No evento UX Reboot 2026, organizado pela UX-Republic na École 42, o veículo de mídia visionário Usbek & Rica apresentou "Prophecy", um formato original que mesclava jornalismo, previsão e um programa de perguntas e respostas. Apresentado por François Fluhr e Alexandre Kouchner, este debate interativo utilizou uma roda da fortuna para selecionar e explorar aleatoriamente três previsões importantes sobre o futuro da UX e da IA . O objetivo? Decifrar, com a participação do público, as transformações que aguardam o design diante do surgimento da web interativa e da ampla adoção da inteligência artificial.

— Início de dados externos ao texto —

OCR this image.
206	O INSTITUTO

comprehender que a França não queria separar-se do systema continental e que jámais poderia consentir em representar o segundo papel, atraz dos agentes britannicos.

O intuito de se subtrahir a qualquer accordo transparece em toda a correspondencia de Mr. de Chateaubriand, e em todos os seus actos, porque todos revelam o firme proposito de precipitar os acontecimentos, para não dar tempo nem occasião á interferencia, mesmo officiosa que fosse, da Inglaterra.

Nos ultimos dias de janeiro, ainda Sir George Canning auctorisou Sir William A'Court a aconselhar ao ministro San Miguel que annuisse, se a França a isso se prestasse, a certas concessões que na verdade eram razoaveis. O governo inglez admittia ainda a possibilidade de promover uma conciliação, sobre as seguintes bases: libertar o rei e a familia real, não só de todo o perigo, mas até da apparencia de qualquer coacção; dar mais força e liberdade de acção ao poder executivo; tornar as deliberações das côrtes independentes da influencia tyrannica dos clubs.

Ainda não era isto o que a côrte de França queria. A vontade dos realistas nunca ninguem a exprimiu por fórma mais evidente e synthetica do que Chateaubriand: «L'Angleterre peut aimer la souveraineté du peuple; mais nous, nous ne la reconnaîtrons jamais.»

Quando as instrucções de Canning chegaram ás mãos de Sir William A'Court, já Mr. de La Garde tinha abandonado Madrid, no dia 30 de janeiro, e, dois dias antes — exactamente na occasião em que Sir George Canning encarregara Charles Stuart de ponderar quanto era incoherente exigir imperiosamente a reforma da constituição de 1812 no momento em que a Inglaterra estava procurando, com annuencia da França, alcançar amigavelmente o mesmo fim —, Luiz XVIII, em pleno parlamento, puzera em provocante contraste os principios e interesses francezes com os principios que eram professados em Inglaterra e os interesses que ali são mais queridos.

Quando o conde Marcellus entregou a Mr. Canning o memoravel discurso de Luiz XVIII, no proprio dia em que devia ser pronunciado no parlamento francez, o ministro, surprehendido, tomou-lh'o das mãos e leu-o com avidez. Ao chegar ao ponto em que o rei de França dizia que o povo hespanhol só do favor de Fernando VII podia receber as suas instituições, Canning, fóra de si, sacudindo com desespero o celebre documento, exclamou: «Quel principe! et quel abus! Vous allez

Profecia 1: A morte do site
E se o site tradicional fosse apenas uma convenção cultural prestes a desaparecer? À medida que a web conversacional e os agentes autônomos contornam nossas telas, o futuro da experiência do usuário reside na invisibilidade das interfaces.
Essa grande disrupção tecnológica esteve no centro das discussões durante nossa sessão ao vivo Prophecy , organizada durante o evento UX Reboot na École 42 Paris. Apresentada em conjunto com Alexandre Kouchner, editorialista da publicação de prospectiva Usbek & Rica , essa sessão interativa utilizou uma roda da fortuna para explorar os possíveis futuros do nosso setor [1, 2]. A primeira observação, que desafia nossas suposições como designers, é que o website tradicional, composto por menus, cliques e funis de conversão, pode estar vivendo seus últimos anos.
O colapso do tráfego e o advento da interface de usuário Zero UI.
O site como o conhecemos tem pouco mais de 35 anos. No entanto, páginas HTML e funis de conversão não são verdades imutáveis, mas simplesmente hábitos de navegação. Hoje, a IA conversacional e os agentes inteligentes estão silenciosamente se tornando comuns. Os números falam por si: globalmente, o tráfego orgânico para sites de notícias proveniente do Google caiu 33% entre 2024 e 2025. Os mecanismos de busca respondem diretamente à intenção do usuário sem fornecer links para as fontes.
"Uma vez que os agentes de IA navegam e agem em nome do usuário, o site se torna uma API de fato, uma infraestrutura invisível, que deixa de ser um destino para os usuários e passa a ser uma fonte para os agentes."
Essa mudança em direção a interfaces invisíveis, teorizada sob o conceito de "Interface de Usuário Zero" por gigantes como a Microsoft, está transformando profundamente as jornadas do usuário. Os agentes de IA, em particular, provam ser muito mais eficazes ao acessar fluxos de dados estruturados e APIs do que uma interface gráfica tradicional projetada para o olho humano.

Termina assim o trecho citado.